Any clay, therefore, could be used as an ore from which to obtain aluminium, but of course there are certain minerals specially suitable for the purpose, since in them the metal is plentiful and easily extracted.
In another chapter reference is made to the production of caustic soda from a solution of common salt by electrolysis. The same principle, precisely, is used to obtain the metal aluminium from its ore, which is generally an oxide.
Common salt, let me remind you, is sodium and chlorine combined. When you dissolve it in water it becomes ionized, which means that each molecule of salt splits up into two ions one of which is electrically positive and the other electrically negative. Then, when we introduce two electrodes into the solution and connect them to a battery or dynamo, all the positive ions go to one electrode and all the negative ions to the other.

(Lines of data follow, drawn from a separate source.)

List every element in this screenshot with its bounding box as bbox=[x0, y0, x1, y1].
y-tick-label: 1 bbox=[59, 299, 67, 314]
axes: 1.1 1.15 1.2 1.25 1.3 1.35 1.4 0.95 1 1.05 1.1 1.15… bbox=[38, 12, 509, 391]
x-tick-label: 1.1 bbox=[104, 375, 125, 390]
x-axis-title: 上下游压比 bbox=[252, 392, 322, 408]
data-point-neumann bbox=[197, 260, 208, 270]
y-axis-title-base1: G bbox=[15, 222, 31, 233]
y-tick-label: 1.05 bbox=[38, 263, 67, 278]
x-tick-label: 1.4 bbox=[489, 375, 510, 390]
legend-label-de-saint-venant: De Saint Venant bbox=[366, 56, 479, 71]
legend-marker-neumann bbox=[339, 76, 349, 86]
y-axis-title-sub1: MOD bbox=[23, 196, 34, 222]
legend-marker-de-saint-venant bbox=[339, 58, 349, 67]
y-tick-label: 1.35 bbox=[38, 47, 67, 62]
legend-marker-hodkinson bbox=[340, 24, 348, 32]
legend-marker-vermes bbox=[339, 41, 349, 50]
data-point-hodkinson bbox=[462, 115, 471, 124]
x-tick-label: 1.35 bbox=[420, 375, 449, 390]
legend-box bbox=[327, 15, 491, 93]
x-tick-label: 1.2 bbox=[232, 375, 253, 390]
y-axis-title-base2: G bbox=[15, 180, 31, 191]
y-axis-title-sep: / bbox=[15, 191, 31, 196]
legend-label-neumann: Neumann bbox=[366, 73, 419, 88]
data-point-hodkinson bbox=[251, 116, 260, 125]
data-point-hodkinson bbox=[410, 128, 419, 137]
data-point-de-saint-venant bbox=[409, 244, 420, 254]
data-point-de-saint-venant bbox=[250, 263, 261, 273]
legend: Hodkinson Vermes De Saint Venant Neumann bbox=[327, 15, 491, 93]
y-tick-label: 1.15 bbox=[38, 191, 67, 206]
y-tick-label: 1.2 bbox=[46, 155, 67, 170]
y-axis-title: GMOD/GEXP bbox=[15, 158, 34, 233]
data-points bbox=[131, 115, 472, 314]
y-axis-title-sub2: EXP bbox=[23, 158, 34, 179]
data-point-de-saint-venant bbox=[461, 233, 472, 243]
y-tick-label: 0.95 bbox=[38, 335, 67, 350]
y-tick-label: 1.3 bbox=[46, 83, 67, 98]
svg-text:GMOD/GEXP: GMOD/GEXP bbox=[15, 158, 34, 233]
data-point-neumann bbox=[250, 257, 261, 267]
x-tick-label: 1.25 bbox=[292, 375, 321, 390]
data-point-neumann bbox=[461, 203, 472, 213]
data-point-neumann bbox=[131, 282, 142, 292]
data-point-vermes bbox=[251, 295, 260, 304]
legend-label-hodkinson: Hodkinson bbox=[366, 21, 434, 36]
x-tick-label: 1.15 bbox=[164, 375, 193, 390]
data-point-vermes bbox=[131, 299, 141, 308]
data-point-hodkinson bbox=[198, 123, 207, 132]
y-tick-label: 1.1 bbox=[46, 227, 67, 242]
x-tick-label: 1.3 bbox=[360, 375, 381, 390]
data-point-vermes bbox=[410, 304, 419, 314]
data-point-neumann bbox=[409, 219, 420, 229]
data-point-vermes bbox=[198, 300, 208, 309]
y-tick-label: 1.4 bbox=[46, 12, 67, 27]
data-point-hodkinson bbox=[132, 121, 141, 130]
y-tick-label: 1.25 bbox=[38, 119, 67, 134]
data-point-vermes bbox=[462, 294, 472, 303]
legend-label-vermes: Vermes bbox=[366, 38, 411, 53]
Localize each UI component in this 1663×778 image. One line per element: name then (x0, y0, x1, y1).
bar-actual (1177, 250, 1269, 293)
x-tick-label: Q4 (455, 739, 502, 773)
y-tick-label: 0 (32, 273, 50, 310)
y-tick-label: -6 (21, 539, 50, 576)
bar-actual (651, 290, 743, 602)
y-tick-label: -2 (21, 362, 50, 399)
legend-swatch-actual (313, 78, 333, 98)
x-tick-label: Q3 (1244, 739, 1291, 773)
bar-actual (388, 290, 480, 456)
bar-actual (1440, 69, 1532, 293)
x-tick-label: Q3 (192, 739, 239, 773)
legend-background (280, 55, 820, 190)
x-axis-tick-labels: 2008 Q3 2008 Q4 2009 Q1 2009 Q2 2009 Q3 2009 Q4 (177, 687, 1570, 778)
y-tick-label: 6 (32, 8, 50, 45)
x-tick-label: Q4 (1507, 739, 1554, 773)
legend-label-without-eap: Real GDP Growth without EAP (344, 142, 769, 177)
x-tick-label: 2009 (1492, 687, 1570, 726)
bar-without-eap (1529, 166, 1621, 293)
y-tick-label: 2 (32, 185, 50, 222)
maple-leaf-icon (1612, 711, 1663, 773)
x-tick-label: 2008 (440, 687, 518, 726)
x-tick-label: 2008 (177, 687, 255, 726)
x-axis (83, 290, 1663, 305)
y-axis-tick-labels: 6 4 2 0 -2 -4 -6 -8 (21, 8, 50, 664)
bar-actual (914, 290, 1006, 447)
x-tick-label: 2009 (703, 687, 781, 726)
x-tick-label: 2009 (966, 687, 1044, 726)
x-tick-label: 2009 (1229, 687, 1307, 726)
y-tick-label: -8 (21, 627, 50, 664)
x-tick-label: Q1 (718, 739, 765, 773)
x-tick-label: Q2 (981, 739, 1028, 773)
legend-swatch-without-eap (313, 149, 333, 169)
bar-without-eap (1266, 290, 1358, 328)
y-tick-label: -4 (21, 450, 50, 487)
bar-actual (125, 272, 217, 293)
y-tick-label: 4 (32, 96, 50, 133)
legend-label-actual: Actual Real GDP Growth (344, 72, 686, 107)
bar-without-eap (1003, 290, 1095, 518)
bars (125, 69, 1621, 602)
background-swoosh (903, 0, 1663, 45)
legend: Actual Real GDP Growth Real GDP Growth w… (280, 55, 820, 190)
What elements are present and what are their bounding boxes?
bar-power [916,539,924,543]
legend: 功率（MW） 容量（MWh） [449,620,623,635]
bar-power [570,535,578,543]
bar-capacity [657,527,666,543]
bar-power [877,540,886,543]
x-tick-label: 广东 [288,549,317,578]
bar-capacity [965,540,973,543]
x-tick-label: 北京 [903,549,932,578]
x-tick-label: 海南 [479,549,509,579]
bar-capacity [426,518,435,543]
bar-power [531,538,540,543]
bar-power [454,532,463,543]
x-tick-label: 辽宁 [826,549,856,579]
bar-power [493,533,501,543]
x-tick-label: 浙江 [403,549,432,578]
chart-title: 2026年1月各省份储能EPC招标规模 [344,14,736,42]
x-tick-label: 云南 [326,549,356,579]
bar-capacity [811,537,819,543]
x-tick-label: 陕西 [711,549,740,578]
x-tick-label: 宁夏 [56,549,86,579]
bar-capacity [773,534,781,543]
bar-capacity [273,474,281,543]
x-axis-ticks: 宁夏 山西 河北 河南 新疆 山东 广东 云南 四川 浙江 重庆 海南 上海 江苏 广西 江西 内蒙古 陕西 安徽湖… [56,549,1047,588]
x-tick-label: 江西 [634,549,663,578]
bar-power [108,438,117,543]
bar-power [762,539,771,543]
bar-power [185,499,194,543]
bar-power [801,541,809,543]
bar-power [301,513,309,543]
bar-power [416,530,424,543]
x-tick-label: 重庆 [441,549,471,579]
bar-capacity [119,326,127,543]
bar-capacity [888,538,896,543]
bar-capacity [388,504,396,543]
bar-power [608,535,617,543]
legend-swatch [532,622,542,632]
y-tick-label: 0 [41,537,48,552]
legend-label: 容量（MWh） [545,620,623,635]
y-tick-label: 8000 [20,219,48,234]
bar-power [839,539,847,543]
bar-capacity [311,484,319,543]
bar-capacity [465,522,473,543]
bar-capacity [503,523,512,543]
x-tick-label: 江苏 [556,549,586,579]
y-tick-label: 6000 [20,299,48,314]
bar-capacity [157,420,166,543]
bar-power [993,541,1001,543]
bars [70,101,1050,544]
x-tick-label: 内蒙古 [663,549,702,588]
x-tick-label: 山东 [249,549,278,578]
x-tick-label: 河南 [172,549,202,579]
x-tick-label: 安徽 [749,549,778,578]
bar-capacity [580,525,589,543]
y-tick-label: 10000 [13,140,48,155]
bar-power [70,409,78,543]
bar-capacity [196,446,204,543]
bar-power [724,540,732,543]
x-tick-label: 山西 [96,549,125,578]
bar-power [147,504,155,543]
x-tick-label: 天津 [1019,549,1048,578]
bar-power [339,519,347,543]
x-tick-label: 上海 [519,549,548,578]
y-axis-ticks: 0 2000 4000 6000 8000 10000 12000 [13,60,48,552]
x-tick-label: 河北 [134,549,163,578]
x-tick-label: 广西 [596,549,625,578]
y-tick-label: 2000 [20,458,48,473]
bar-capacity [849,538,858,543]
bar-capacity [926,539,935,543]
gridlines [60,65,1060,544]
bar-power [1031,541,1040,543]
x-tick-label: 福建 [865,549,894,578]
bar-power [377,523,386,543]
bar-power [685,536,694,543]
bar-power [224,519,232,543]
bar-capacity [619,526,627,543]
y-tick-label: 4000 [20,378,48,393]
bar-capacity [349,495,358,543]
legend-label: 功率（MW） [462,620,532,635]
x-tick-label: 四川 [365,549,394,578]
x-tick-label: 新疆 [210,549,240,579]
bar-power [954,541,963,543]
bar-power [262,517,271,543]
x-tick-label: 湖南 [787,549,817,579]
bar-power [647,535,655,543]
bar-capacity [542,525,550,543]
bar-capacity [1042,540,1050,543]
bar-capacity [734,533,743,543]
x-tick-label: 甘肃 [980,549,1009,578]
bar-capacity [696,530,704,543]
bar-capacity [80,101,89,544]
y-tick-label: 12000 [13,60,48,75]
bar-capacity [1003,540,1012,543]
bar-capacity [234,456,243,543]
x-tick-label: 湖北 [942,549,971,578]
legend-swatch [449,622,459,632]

We cannot dissolve aluminium ore in water, but we can in a bath of molten cryolite, and for some reason or other, whether because of the heat or not we cannot say, the ore becomes ionized, the aluminium atoms being one sort and the oxygen atoms the other sort. These ions then sort themselves out, the oxygen ions being taken into combination with the carbon rod which forms the positive electrode, while the metal ions collect upon the negative electrode. Since this latter is a slab of carbon which forms the bottom of the vessel in which the process is carried on, the result is that pure aluminium gradually accumulates in the bottom of
the vessel and can be drawn off from time to time.
Aluminium is always produced in places where electric power can be obtained cheaply, such as near waterfalls.